I honestly don’t know where I’d be without music. My earliest exposure came via the radio and my parents’ record player, so when I began my own journey, those were the places where I heard things. So you can expect to find the occasional lament of the state of radio, alongside references to old records.
However, that’s not to say I’m a total Luddite. I love the convenience of CDs and MP3s/iTunes, but I do miss the vinyl experience. I still think of albums as records, and understand the math that goes into the album side. Listening to an album also involves reading the liner notes, studying the label, checking the inner groove for secret messages, and considering the significance of its place in the rack alongside its brothers. As a product of my generation I’ve also had a fondness for the art form of the mix tape, and the possibilities held by a Maxell XLII-90. That’s something that will be explored here as well.
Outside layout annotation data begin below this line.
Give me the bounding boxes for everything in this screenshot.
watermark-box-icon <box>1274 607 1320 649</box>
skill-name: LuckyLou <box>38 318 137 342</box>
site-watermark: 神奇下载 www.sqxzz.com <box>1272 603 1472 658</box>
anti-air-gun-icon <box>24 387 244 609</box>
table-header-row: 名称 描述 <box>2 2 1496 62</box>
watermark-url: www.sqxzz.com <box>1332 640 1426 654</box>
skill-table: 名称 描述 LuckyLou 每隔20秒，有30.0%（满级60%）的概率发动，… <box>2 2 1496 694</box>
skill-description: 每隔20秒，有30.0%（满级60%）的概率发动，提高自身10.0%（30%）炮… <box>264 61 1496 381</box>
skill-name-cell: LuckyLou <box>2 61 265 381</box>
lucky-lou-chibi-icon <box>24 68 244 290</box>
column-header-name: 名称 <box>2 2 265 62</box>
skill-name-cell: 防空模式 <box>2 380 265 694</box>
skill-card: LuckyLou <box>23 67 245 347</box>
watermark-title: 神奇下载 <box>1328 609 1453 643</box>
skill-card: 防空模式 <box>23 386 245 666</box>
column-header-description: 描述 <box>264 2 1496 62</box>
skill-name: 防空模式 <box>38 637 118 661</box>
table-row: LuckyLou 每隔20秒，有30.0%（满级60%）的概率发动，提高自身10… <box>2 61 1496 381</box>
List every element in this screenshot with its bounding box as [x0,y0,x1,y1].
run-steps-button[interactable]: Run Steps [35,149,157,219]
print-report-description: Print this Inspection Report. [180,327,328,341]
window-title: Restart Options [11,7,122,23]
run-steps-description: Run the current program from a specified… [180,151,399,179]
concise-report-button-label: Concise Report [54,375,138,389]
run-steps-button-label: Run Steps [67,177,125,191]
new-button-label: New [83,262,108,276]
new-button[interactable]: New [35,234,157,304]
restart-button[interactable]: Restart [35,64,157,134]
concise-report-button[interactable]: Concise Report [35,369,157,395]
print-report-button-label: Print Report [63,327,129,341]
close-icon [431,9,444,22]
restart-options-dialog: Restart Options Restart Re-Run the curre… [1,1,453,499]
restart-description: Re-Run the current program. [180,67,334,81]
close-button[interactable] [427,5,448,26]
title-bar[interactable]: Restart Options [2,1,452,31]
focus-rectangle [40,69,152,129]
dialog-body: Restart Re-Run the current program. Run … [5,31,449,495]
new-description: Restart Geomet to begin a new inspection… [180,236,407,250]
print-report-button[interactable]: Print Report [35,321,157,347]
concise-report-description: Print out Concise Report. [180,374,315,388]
I admit to being something of a snob, if an open-minded one, which will be more apparent as this blog grows. I will be writing about things I like and don’t like, and while I may not always be able to explain why, I’ll certainly try. I may even contradict myself along the way. But I’m sure you’ll find me to be consistent, even in my inconsistency. A quote from the late great Lester Bangs at the top of the page gives this blog its title, and many of his other asides will certainly find their way into this forum, whether quoted directly or alluded to.
My aim is to update the blog on a regular weekly schedule. I’m fully aware that there are lots of blogs and review sites in cyberspace, and many of them take approaches that are beyond my capabilities. But hopefully visitors will find something in my voice that will warrant return visits. Comments are welcome, and appreciated. I hope you’ll enjoy what you see, and spread the word.